Ship accident highlights Antarctic tourism dangers
An ABC report by Barbara Miller says that while all 154 passengers and crew of a cruise ship that sank in Antarctic waters have now been flown to safety in mainland Chile after the MS Explorer went down after hitting an iceberg and the passengers spent several hours in lifeboats in sub-zero temperatures, with the tourism industry in Antarctica is booming, this incident highlights the potential dangers.
The iceberg collision on Friday near the Antarctic Peninsula left the passengers and crew with little time to get out. “The water was already this high in our cabin in a matter of minutes,” one passenger said.
“We grabbed our thermals before we left and that was it.” “The rest is gone,” another said.
The group of 154 people, including 10 Australians, spent several hours in lifeboats before help came.
“The worst moment was being in the lifeboats,” a passenger said. “We were there for four or five hours and it was very cold and we were very exposed.”

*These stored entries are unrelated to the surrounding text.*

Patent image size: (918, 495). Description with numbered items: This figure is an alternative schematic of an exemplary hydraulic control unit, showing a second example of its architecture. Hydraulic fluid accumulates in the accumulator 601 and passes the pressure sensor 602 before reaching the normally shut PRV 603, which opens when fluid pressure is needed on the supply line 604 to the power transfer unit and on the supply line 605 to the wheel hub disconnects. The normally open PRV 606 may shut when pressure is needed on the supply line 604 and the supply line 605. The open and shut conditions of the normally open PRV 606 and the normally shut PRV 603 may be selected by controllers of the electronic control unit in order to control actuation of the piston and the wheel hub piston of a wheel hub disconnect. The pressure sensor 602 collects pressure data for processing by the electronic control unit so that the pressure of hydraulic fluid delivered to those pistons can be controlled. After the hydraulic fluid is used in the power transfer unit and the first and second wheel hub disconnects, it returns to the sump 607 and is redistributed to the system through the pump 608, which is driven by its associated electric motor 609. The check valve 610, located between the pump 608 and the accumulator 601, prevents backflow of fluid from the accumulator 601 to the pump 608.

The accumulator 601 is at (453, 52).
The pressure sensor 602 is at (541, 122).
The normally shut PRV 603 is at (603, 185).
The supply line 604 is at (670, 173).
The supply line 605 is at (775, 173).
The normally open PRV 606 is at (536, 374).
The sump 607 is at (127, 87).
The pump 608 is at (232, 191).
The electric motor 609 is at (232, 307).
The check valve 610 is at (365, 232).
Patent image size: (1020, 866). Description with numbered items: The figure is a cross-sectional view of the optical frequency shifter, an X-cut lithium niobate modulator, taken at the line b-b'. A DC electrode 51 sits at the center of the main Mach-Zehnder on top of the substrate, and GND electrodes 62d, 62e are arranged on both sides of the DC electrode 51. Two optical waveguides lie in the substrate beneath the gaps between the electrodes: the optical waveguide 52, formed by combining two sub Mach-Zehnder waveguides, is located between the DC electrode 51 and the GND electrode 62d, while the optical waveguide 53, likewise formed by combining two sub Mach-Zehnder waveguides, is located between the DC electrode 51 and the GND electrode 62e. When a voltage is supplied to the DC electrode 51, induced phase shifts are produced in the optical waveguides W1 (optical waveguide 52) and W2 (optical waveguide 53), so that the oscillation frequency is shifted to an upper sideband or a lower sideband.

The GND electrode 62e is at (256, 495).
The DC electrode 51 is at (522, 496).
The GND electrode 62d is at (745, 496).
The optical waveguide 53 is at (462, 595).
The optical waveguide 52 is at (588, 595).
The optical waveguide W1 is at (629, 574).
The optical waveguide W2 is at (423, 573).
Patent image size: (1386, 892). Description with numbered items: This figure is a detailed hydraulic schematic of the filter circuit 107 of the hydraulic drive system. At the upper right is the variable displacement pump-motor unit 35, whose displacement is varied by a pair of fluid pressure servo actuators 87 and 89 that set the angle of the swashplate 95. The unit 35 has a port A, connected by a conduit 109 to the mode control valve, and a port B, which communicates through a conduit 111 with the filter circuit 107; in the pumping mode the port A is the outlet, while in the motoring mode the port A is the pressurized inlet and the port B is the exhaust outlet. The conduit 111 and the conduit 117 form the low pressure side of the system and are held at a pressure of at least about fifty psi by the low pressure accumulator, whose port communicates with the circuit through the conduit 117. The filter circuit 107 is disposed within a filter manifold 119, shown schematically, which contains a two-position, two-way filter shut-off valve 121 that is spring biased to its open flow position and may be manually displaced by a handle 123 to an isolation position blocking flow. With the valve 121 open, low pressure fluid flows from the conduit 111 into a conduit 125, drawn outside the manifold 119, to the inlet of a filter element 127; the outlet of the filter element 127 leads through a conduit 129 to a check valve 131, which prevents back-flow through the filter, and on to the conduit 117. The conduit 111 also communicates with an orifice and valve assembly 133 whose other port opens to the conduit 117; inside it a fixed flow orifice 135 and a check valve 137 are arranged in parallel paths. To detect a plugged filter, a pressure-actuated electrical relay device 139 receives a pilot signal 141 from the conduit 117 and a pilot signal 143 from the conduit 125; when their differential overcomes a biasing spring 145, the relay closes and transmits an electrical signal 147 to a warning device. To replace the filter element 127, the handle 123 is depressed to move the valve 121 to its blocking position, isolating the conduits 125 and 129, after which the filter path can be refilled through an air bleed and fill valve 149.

Another passenger says the water was about minus three degrees Celsius and the air was probably at about zero.
Arnvid Hansen is the captain of the Norwegian ship that went to the rescue. “The operation went very smoothly.” “In about one hour we had picked all the 154 passengers and the crew members from the Explorer, so the operation went very smoothly,” he said.
There’s relief that all passengers and crew are now safe and have been flown to mainland Chile.
“We are very glad that we are alive and that’s all,” one said.
But Sue Werner, the ship’s operation manager at the Australian company Aurora Expeditions, says the loss of MS Explorer will be felt deeply by those working in the Antarctic tourist industry. “She was a pioneer ship that started Antarctic tourism and a lot of people within the industry have worked on her, and myself, I worked on her in ’96-’97, and she was a lovely ship,” she said.
“It’s really sad to think that she’s at the bottom of the Bransfield Strait in 500 metres of water. It’s a bit of a shock.”
The accident has highlighted the growing tourist industry in the Antarctic.
Dr Marcus Haward is the policy program leader at the Antarctic Climate and Ecosystems Cooperative Research Centre in Hobart.
He says if a similar incident were to happen off the Australian Antarctic Territory, help would not necessarily be so close at hand.
“We have a small and developing industry that visits mostly the sub-Antarctic islands of Macquarie Island, but the distances to the Antarctic from Australia are much higher and longer and the waters are much rougher,” he said.
“So in a sense the ship-borne tourism in what we call east Antarctica is much less than that off the Antarctic Peninsula.” “And because of those distances and the extreme conditions that can be faced there, the management of tourism in east Antarctica is actually even more problematic.”
But Sarina Bratton, the founder and managing director of the Australian company Orion Expedition Cruises, which operates in east Antarctica, is confident disaster would be avoided.
“We have the sonar that is forward-looking and downward-looking sonar,” she said. “Obviously the crew are also very highly trained in all of this.
“I think you may have seen images of lifeboats that were not covered; we have fully covered lifeboats.” “We have rations for days on end.”
“It could take a couple of days, at worst, to get another ship to the area.” “But the response time is purely speculative as in the summer period there’s a number of ships that are operating out in the peninsula.”
“In fact just last summer in the east Antarctica there were some emergencies with both the fishing fleets and the Sea Shepherd, and support was just hours, not days away.”